By Thomas Escritt and James Macharia
AMSTERDAM/NAIROBI (Reuters) – The International Criminal Court (ICC) on Thursday cleared the way for the trial of four Kenyans accused of being behind the violence which erupted after elections in December 2007.
Uhuru Kenyatta, Kenya’s former finance minister and presidential hopeful and three others, have denied the charges and claimed the court did not have the right to try them.
The four must now stand trial over accusations of being behind the violence that killed at least 1,220 people. There was no immediate reaction from the accused or their lawyers.
Analysts said the decision will be a test to the Kenyan government on whether it will cooperate with the war crimes court, and will also impact on the upcoming polls in a country where a political elite has long been considered above the law.
“It was inevitable … Now it’s down to the government to behave with decorum and common sense and not play fast and loose with the national interest.
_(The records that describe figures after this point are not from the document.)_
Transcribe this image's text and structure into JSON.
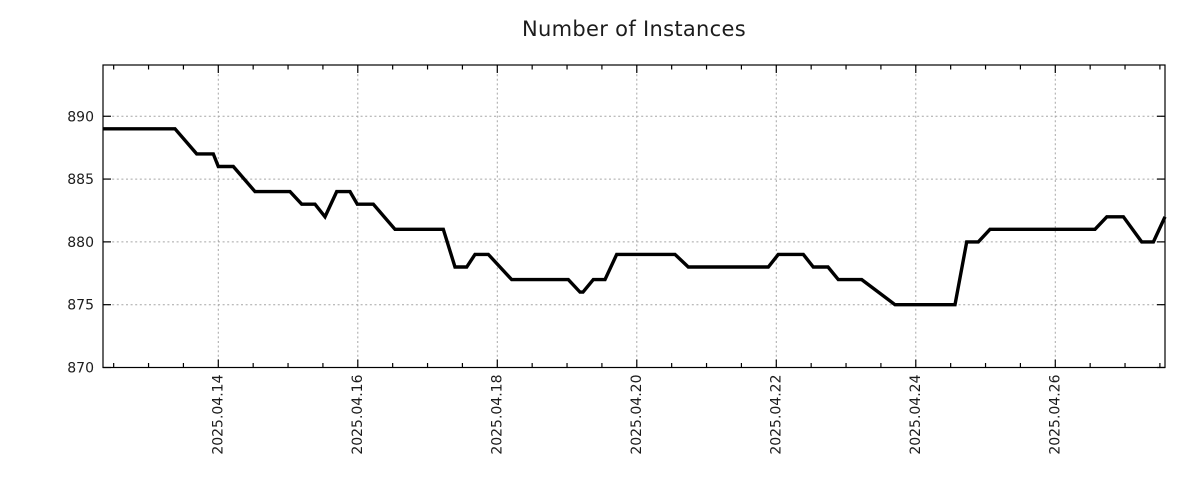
{
  "title": "Number of Instances",
  "background": "#ffffff",
  "chart_data": {
    "type": "line",
    "title": "Number of Instances",
    "xlabel": "",
    "ylabel": "",
    "legend": "none",
    "grid": true,
    "line_color": "#000000",
    "grid_color": "#a6a6a6",
    "frame_color": "#000000",
    "text_color": "#1c1c1c",
    "x_axis": {
      "unit": "day of April 2025 (fractional days)",
      "min": 12.347,
      "max": 27.573,
      "major_ticks": [
        14,
        16,
        18,
        20,
        22,
        24,
        26
      ],
      "major_tick_labels": [
        "2025.04.14",
        "2025.04.16",
        "2025.04.18",
        "2025.04.20",
        "2025.04.22",
        "2025.04.24",
        "2025.04.26"
      ],
      "minor_tick_step": 0.5
    },
    "y_axis": {
      "min": 870,
      "max": 894.08,
      "ticks": [
        870,
        875,
        880,
        885,
        890
      ],
      "tick_labels": [
        "870",
        "875",
        "880",
        "885",
        "890"
      ]
    },
    "series": [
      {
        "name": "instances",
        "points": [
          [
            12.347,
            889
          ],
          [
            13.379,
            889
          ],
          [
            13.69,
            887
          ],
          [
            13.928,
            887
          ],
          [
            14.0,
            886
          ],
          [
            14.215,
            886
          ],
          [
            14.526,
            884
          ],
          [
            15.028,
            884
          ],
          [
            15.196,
            883
          ],
          [
            15.386,
            883
          ],
          [
            15.53,
            882
          ],
          [
            15.697,
            884
          ],
          [
            15.888,
            884
          ],
          [
            15.993,
            883
          ],
          [
            16.222,
            883
          ],
          [
            16.533,
            881
          ],
          [
            17.226,
            881
          ],
          [
            17.394,
            878
          ],
          [
            17.561,
            878
          ],
          [
            17.68,
            879
          ],
          [
            17.871,
            879
          ],
          [
            18.206,
            877
          ],
          [
            19.018,
            877
          ],
          [
            19.186,
            876
          ],
          [
            19.229,
            876
          ],
          [
            19.376,
            877
          ],
          [
            19.544,
            877
          ],
          [
            19.712,
            879
          ],
          [
            20.548,
            879
          ],
          [
            20.739,
            878
          ],
          [
            21.886,
            878
          ],
          [
            22.029,
            879
          ],
          [
            22.387,
            879
          ],
          [
            22.531,
            878
          ],
          [
            22.742,
            878
          ],
          [
            22.889,
            877
          ],
          [
            23.225,
            877
          ],
          [
            23.702,
            875
          ],
          [
            24.562,
            875
          ],
          [
            24.73,
            880
          ],
          [
            24.896,
            880
          ],
          [
            25.064,
            881
          ],
          [
            26.57,
            881
          ],
          [
            26.738,
            882
          ],
          [
            26.976,
            882
          ],
          [
            27.239,
            880
          ],
          [
            27.406,
            880
          ],
          [
            27.573,
            882
          ]
        ]
      }
    ]
  }
}
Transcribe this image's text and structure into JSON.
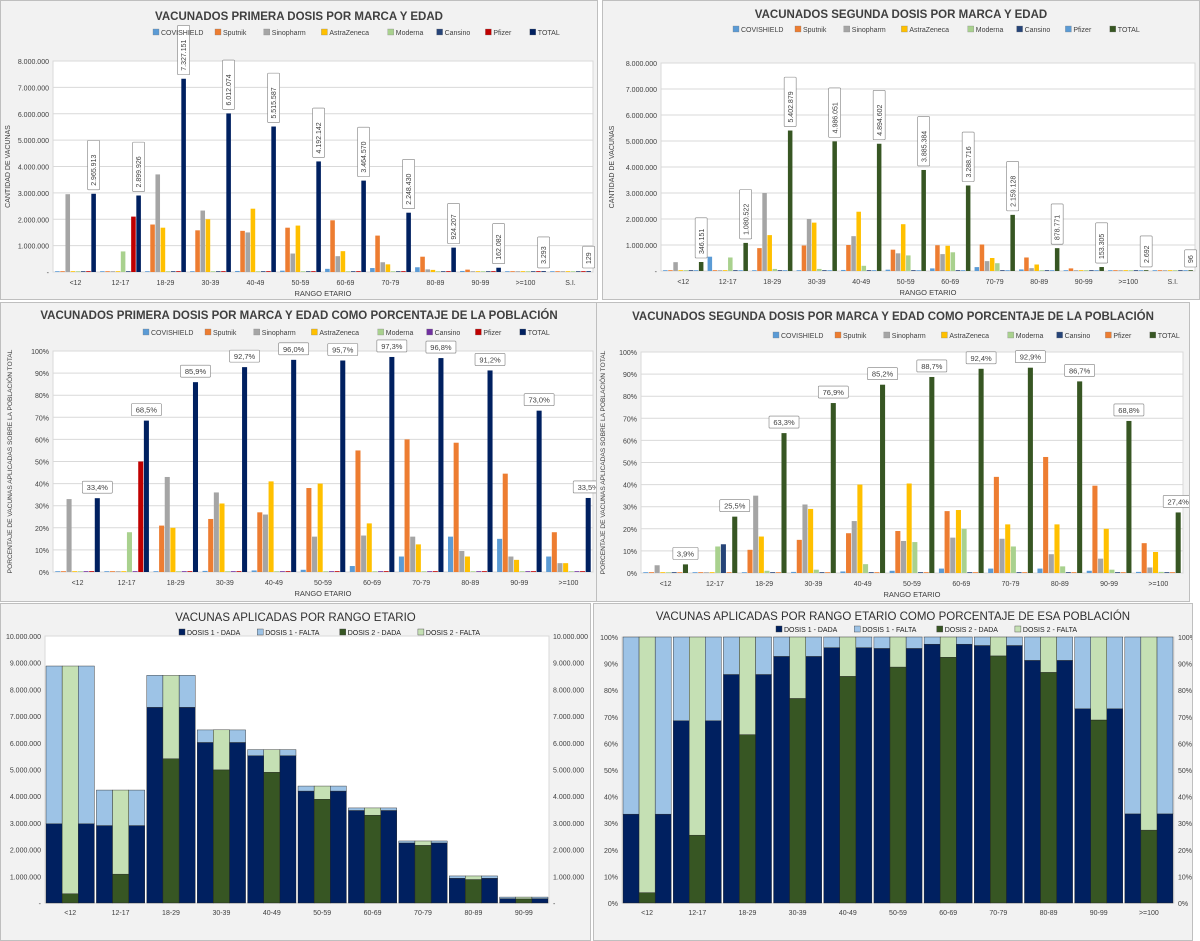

It is our government’s reaction which is key now,” independent analyst Aly Khan Satchu said.
“One part of the government has been on a wild goose chase for eternity (to block the Hague trials), why should they stop now?”
Kenya insists it will cooperate with the ICC, and the suspects have said they will comply with the court, but the government is critical of the war crimes court and supportive of the Sudanese president who has avoided an ICC arrest warrant.